Onu bu şekilde teselli eden Bian Du ailesinin reisi olmasına rağmen, Jin Jianhao’nun kalbindeki nefreti ortadan kaldırmak hala zordu ve gözleri hala korkunç bir öldürme arzusu yayıyordu. ‘Bir grup aptal.’ Li Qiye kendini tutamayıp gülümsedi ve başını salladı ve konuştu: “Nezaketimi zayıflık olarak kabul et.” Ama içeri girdiğimde köpeklerinizin kafasını keseceğim.
“Hmph, canlanana kadar bekleyelim, katil yaratıkların ordusu yakında burada olacak.” Biandu ailesinin reisi, uzaktan koşan cani yaratıkların ordusuna baktı ve sakince şöyle dedi: “Nasıl sefil bir şekilde öldüğünü düşün.”
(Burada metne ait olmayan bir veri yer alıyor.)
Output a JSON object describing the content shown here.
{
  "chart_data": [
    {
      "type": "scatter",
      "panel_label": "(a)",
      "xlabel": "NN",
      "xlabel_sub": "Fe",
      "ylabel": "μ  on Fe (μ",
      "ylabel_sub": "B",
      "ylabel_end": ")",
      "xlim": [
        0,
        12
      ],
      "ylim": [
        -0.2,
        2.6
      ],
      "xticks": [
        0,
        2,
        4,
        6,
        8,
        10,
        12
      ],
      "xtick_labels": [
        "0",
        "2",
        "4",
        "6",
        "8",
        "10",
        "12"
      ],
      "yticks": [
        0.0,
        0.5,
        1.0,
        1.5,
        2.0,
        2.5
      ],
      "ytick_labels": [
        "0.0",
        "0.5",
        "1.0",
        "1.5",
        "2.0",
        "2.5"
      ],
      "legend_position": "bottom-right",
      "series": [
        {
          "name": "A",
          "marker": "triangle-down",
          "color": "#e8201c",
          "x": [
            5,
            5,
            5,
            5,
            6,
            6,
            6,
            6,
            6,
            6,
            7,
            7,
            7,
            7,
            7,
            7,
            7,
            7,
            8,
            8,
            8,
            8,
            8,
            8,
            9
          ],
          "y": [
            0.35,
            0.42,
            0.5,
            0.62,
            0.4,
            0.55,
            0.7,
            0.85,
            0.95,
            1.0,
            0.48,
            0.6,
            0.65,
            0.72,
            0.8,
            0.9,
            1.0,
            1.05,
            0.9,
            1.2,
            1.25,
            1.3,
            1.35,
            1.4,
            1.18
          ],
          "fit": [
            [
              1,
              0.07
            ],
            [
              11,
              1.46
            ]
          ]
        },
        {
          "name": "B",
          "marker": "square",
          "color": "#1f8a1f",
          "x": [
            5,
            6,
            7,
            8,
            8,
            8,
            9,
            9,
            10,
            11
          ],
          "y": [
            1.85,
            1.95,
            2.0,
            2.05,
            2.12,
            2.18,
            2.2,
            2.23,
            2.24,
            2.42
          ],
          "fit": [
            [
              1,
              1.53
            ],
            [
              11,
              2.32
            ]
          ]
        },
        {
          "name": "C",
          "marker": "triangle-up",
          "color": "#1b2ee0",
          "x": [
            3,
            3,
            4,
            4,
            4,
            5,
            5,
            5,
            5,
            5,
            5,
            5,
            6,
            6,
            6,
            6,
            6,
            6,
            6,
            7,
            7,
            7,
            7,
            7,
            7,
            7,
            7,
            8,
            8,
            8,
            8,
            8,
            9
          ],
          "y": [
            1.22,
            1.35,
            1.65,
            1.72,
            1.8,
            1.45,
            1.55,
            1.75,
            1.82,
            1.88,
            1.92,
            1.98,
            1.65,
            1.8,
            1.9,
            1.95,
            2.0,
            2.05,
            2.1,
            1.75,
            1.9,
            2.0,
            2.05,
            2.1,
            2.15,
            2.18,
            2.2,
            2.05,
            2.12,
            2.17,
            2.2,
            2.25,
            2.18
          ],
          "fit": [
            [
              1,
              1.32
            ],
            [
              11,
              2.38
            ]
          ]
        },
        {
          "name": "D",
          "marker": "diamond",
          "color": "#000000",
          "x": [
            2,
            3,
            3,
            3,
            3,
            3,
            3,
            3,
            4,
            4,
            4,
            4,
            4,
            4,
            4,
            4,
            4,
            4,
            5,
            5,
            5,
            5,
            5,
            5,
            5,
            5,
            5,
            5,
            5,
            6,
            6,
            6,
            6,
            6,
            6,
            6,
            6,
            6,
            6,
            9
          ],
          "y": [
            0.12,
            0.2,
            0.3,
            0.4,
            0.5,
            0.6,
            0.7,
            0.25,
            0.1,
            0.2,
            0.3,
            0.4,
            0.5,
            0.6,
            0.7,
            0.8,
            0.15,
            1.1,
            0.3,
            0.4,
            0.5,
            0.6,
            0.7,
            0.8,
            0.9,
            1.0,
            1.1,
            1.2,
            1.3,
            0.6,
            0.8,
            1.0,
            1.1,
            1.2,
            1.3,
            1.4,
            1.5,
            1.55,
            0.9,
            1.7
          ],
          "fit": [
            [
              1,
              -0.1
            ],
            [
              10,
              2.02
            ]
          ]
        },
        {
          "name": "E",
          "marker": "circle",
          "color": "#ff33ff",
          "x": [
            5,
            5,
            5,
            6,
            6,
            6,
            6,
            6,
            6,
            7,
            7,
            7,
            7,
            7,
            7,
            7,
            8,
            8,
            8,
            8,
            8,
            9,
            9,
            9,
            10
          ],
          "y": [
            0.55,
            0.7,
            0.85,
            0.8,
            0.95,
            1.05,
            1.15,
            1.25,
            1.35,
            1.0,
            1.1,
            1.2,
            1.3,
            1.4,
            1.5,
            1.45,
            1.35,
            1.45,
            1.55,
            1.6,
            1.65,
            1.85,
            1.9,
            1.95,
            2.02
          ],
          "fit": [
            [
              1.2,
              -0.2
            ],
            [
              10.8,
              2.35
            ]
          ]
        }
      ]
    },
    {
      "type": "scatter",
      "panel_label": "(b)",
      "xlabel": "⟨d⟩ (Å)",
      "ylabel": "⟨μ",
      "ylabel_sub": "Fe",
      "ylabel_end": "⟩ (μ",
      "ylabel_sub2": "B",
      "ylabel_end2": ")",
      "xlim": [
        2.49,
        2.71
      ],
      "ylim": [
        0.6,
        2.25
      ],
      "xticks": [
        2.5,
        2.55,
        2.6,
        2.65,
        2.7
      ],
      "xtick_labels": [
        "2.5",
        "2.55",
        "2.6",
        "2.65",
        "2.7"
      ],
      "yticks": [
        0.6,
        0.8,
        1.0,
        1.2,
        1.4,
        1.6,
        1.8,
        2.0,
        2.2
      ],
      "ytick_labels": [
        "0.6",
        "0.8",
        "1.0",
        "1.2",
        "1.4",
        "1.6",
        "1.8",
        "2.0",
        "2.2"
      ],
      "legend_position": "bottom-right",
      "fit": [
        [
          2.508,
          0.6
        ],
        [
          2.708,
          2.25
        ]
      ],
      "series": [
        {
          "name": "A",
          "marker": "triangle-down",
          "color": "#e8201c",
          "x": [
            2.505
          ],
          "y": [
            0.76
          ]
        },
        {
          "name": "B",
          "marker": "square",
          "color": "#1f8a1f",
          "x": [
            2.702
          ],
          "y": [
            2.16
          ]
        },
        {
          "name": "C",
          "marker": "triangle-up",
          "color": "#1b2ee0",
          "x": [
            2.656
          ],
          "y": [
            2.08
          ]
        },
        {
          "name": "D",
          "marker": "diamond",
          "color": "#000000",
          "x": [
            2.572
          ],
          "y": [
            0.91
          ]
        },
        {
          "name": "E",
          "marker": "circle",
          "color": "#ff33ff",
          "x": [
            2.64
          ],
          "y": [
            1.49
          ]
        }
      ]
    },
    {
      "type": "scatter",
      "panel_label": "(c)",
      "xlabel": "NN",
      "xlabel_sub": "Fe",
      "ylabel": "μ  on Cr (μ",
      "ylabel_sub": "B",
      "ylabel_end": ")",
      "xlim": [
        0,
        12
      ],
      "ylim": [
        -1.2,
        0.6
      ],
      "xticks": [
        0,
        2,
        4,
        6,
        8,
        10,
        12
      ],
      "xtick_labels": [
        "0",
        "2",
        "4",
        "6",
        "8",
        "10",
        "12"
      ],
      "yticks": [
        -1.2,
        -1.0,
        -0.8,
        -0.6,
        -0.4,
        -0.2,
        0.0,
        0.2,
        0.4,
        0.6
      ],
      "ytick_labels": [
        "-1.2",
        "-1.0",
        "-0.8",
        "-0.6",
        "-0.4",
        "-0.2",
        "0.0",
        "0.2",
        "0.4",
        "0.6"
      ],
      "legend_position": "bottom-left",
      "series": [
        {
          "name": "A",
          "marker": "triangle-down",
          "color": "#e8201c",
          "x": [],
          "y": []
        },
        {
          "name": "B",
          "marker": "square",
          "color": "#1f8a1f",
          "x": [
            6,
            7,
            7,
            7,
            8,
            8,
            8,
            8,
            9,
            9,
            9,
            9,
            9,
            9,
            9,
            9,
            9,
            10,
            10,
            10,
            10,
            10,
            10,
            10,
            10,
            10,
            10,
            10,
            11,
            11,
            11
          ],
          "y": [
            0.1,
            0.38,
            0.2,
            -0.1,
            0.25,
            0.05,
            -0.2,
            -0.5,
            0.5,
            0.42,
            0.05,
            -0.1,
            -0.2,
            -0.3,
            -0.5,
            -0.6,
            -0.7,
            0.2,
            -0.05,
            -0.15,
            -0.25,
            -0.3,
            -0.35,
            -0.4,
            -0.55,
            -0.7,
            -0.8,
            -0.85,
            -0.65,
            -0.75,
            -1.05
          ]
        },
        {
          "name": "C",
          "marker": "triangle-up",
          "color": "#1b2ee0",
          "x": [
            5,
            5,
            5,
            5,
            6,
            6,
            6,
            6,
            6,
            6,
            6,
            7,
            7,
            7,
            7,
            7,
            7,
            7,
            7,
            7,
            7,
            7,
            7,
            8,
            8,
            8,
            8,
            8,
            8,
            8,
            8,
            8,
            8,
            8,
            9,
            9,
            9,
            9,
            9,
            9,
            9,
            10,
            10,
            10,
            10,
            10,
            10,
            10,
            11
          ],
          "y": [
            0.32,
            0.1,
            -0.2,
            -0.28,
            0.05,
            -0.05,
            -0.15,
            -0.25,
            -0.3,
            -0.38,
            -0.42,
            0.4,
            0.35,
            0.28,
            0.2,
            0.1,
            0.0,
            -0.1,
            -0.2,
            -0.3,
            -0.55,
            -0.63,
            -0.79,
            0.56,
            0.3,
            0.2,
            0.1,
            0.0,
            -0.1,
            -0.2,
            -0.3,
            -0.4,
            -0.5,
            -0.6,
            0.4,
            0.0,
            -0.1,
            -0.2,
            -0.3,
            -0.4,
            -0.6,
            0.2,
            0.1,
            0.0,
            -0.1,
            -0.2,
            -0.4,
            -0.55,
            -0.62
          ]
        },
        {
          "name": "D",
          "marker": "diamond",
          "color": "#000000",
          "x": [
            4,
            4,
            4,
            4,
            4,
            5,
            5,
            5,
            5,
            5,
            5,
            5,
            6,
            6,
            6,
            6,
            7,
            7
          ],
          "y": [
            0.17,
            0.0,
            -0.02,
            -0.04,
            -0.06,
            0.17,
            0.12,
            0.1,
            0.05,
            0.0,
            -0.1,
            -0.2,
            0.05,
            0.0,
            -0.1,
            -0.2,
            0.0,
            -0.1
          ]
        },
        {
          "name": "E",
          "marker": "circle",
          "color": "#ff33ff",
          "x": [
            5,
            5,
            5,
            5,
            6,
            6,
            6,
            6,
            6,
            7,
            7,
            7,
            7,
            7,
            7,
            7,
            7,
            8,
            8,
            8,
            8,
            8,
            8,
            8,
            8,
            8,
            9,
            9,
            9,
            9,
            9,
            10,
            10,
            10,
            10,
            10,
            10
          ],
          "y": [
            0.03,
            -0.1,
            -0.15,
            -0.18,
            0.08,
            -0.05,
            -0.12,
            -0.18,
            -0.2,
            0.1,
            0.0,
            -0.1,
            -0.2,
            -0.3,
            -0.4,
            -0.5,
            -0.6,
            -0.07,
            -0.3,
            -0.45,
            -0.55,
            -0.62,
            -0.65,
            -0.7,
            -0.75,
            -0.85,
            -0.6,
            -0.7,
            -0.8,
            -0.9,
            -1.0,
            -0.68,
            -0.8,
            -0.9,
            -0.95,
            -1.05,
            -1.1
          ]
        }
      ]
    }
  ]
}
“Katil bir yaratığın ağzında yiyeceğe dönüşmüş gibi nasıl göründüğüne bir bakalım ve nasıl uluduğunu görelim.” Yüce General yardım edemedi ama böbürlendi ve tavrı zaten ve acımasız bir görünüm ortaya çıkarmıştı.
O sırada Li Qiye’nin trajik ölümünü takdir etmek için sabırsızlanıyordu.
“Herkes, takdir edin ve cani yaratığın ağzındaki yiyeceğin nasıl mücadele ettiğini ve feryat ettiğini görün.” Biandu ailesinin reisi gülmekten kendini alamadı.
Bu sırada gülmekten kendilerini alamadılar ve ifadeleri acımasızlık gösteriyordu.
“Bu, genç efendinin intikamı olarak kabul edilebilir, çığlıklarını sessizce dinleyelim.” Biandu ailesinin birçok öğrencisi de bağırdı.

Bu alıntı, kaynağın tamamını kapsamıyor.